FEDERAL COURT OF AUSTRALIA

 

Prentice v Cummins (No. 4) [2002] FCA 1215


PRACTICE & PROCEDURE – application by respondents to put no case submission without electing whether or not to call evidence – respondents not alleged to have engaged in fraud.



Bankruptcy Act 1966 (Cth), ss 77, 81, 121(1)

Bankruptcy Legislation Amendment Act 1996 (Cth), Sch 1, [208]

Trade Practices Act 1974 (Cth)

 

 

Prentice v Cummins (No 1) [2002] FCA 1140, cited.

Prentice v Cummins (No 2) [2002] FCA 1165, cited.

Australian Competition and Consumer Commission v Amcor Printing Papers Group Ltd (2000) 169 ALR 344, cited.

Protean Holdings (Ltd) (Receivers and Managers Appointed) v American Home Assurance Co (1985) VR 187, applied.

Rasomen Pty Ltd v Shell Company of Australia Ltd (1997) 75 FCR 216, applied.

The Union Bank of Australia Ltd v Puddy [1949] VLR 242, cited.

Compaq Computer Australia Pty Ltd v Merry (1998) 157 ALR 1, cited.

Cannane v J Cannane Pty Ltd (in liq) (1998) 192 CLR 557, cited.


MAXWELL WILLIAM PRENTICE & ANOR (together the Trustees of the property of John Daniel Cummins, a Bankrupt) v MARY ELIZABETH CUMMINS & ORS

N 7481 of 2001

 

SACKVILLE J

SYDNEY

2 OCTOBER 2002

 


IN THE FEDERAL COURT OF AUSTRALIA

 

NEW SOUTH WALES DISTRICT REGISTRY

N 7481 OF 2001

 

BETWEEN:

MAXWELL WILLIAM PRENTICE

FIRST APPLICANT

 

MARK JULIAN ROBINSON

SECOND APPLICANT

(together the Trustees of the Property of John Daniel Cummins, a Bankrupt)

 

AND:

MARY ELIZABETH CUMMINS

SECOND RESPONDENT

 

AYMCOPIC PTY LIMITED

THIRD RESPONDENT

 

HOSPITALITY HIRE PTY LIMITED

FOURTH RESPONDENT

 

 

JUDGE:

SACKVILLE J

DATE:

2 OCTOBER 2002

PLACE:

SYDNEY

 

PROCEDURAL RULING ON NO CASE SUBMISSION

the procedural course

1                     The nature of these proceedings and the reasons for the removal of the Bankrupt as a party appear in two earlier judgments: Prentice v Cummins (No 1) [2002] FCA 1140; Prentice v Cummins (No 2) [2002] FCA 1165.

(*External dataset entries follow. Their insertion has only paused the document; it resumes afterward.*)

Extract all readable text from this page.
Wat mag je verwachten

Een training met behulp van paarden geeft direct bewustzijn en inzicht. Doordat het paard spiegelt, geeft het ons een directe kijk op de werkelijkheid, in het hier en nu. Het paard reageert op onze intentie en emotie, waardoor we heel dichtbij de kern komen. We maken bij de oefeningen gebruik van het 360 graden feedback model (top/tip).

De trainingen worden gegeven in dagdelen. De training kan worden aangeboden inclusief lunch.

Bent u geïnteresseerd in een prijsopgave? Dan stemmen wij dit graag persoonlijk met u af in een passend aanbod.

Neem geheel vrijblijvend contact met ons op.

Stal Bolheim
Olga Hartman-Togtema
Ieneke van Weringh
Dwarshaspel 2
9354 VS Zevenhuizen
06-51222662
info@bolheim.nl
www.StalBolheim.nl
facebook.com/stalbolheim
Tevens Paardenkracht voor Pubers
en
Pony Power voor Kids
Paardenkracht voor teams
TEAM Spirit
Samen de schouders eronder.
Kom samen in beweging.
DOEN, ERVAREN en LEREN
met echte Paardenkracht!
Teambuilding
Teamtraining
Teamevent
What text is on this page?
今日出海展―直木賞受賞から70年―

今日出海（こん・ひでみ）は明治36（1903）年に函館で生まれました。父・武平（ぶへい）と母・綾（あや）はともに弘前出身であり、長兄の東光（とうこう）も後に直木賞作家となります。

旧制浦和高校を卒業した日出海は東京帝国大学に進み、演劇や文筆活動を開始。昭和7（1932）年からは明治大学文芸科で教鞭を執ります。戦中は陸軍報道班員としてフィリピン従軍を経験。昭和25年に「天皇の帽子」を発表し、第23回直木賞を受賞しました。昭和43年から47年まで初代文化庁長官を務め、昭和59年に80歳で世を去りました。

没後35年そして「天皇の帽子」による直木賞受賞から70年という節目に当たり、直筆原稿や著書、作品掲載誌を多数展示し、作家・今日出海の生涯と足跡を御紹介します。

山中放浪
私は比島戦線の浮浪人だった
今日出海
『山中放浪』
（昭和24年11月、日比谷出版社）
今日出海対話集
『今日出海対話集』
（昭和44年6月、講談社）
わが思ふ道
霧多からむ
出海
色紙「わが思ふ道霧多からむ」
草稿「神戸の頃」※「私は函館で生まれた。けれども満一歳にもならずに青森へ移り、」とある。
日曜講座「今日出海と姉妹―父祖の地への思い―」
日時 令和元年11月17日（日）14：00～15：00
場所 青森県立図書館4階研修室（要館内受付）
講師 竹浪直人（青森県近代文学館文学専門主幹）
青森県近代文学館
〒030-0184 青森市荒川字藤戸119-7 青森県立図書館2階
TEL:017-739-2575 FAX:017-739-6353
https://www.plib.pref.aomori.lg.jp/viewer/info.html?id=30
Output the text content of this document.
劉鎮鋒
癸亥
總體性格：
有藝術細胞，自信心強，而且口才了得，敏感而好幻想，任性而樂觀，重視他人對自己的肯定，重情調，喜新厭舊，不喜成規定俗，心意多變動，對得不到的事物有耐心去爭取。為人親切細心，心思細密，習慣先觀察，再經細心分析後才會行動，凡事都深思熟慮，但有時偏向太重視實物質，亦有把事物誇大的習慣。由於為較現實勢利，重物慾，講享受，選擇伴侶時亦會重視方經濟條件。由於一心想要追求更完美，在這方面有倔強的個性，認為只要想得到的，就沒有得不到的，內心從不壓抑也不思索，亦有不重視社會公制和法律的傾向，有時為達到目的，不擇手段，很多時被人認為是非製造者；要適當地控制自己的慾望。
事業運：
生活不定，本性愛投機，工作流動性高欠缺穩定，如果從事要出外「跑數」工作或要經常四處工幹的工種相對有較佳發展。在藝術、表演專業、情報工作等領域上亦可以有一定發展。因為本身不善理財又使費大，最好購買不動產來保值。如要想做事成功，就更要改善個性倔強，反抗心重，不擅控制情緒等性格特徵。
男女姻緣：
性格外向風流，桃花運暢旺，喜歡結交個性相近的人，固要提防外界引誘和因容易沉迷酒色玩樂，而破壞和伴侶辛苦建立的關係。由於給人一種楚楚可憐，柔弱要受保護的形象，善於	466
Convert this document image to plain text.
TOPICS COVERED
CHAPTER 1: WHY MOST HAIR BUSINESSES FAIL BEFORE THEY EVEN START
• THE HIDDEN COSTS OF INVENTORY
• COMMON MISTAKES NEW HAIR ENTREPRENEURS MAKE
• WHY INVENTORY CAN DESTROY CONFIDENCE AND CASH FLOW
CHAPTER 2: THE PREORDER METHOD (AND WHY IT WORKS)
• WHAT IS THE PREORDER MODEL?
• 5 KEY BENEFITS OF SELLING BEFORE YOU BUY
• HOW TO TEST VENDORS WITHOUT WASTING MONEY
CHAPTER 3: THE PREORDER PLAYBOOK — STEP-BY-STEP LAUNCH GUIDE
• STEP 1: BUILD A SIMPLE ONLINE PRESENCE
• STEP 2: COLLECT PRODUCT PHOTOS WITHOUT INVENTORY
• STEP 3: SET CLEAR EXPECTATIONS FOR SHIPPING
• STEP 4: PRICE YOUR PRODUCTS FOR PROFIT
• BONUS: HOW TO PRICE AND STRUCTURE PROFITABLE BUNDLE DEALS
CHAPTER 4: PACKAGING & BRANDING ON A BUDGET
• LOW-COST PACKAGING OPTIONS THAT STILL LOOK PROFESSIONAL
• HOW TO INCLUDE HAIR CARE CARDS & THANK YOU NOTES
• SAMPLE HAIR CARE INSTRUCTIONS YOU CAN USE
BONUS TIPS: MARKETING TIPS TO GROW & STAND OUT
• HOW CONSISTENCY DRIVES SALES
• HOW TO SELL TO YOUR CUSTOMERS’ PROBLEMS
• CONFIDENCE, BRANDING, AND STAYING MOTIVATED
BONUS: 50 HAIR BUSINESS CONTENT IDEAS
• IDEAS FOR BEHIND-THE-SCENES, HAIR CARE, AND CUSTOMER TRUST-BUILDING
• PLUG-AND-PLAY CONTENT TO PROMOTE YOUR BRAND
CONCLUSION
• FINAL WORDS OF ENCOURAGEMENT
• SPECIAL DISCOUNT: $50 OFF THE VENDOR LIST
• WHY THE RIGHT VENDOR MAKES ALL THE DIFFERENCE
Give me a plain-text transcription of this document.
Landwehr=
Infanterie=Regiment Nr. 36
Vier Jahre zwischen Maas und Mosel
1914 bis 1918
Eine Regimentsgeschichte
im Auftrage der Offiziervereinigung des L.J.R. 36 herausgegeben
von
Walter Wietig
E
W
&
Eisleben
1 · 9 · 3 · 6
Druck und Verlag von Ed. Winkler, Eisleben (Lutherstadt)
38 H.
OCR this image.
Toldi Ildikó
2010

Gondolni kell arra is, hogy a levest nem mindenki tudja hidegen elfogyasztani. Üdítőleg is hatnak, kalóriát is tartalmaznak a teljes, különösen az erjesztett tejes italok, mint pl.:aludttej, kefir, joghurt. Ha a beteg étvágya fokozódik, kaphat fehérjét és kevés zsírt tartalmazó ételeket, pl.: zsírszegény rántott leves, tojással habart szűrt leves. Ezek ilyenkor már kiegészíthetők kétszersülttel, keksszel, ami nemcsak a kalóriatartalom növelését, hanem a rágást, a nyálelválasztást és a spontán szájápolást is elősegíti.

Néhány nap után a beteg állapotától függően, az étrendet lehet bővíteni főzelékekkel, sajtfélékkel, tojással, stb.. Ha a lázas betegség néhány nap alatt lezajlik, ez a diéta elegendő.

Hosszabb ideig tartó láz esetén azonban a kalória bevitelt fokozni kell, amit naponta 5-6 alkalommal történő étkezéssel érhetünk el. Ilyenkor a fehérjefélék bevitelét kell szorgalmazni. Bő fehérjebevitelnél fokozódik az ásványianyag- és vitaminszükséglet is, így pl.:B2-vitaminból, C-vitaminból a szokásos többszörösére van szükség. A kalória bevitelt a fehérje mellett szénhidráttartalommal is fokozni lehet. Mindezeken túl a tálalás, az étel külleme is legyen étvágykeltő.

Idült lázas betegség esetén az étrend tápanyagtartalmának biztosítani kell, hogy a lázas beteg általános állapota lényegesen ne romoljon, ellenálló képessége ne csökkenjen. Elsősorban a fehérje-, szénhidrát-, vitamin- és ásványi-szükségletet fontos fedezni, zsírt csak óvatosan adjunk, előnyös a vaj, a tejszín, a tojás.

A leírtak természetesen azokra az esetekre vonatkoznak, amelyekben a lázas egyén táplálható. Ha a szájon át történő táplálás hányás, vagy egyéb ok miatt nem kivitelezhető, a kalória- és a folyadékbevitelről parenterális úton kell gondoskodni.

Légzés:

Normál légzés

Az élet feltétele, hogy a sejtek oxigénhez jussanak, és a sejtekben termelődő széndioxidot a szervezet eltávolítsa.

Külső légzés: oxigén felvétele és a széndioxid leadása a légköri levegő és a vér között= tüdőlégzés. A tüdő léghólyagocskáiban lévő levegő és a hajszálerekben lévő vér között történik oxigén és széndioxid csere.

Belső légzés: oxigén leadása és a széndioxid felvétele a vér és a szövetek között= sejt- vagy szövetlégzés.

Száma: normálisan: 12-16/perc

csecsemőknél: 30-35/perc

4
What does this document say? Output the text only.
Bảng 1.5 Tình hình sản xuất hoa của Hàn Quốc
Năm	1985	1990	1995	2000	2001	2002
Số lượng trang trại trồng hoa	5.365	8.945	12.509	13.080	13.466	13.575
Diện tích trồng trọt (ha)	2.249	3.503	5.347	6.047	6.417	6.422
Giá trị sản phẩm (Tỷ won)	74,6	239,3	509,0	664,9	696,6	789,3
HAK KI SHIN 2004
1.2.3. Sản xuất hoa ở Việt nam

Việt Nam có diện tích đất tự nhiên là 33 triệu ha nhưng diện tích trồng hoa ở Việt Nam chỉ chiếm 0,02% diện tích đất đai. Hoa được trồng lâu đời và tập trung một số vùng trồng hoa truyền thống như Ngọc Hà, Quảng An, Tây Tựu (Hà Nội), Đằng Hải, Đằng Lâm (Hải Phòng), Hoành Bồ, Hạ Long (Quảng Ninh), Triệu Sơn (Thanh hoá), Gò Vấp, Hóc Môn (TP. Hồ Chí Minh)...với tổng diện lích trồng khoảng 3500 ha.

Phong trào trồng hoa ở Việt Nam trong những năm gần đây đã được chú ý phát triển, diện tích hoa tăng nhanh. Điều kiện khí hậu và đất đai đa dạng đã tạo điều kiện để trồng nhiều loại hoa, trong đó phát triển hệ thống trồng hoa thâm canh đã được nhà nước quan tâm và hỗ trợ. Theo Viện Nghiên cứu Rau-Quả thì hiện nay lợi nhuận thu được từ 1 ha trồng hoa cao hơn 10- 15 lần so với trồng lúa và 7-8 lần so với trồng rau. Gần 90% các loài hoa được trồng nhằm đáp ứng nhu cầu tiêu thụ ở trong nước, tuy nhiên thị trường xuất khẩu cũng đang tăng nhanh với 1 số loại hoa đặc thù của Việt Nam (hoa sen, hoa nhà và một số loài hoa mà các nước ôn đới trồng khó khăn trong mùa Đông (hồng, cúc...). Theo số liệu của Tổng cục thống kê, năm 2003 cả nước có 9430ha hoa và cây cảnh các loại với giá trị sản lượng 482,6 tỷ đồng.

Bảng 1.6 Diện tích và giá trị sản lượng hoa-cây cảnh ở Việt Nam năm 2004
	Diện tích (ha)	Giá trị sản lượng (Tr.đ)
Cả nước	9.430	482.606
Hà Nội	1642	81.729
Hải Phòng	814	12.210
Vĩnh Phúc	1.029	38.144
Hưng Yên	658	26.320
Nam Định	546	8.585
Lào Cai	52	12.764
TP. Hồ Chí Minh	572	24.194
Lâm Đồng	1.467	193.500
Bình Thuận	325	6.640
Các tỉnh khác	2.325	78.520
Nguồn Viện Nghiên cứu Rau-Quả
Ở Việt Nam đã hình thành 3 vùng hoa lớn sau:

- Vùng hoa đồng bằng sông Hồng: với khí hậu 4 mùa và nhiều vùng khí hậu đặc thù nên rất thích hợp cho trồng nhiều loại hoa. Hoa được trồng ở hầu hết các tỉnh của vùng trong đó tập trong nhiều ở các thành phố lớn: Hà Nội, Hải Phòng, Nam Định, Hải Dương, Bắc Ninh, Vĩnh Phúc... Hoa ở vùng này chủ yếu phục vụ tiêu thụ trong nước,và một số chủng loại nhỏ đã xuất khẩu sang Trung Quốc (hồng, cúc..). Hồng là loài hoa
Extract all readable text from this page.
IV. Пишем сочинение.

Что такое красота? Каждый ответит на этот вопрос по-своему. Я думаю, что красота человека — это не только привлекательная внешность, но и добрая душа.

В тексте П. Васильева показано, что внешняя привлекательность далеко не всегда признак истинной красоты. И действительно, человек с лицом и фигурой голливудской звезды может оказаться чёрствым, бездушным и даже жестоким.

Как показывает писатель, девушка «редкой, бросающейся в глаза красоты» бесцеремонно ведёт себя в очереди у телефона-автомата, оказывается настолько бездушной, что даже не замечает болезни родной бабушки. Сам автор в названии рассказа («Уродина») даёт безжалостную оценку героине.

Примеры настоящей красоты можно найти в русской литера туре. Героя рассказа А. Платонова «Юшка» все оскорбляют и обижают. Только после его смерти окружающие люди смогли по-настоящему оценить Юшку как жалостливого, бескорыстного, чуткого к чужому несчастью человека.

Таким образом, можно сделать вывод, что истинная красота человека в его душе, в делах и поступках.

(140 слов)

2                     On the second day of the trial, at the conclusion of the case in chief for the applicants (“the Trustees”), Mr Brereton SC, who appeared with Mr Ashhurst for the respondents, informed the Court that he wished to make what is usually referred to as a no case submission in relation to several of the issues raised by the pleadings.  In particular, he foreshadowed that he wished to submit that the respondents had no case to answer in relation to the Trustees’ claims that

(i)                  the Bankrupt had transferred a share of the matrimonial home beneficially owned by him to the second respondent (“Mrs Cummins”) in August 1987 for the purpose of preventing the property from becoming divisible among his creditors;

(ii)                the Bankrupt had transferred 6,000 shares in Counsel’s Chambers Limited to Aymcopic Pty Ltd (“Aymcopic”), the trustee of the Cummins Family Trust, for the purpose of preventing those shares becoming divisible among his creditors; and

(iii)               the Bankrupt had transferred various sums of money to Mrs Cummins without consideration, for the purpose of preventing the funds becoming divisible among his creditors or, alternatively, at an undervalue.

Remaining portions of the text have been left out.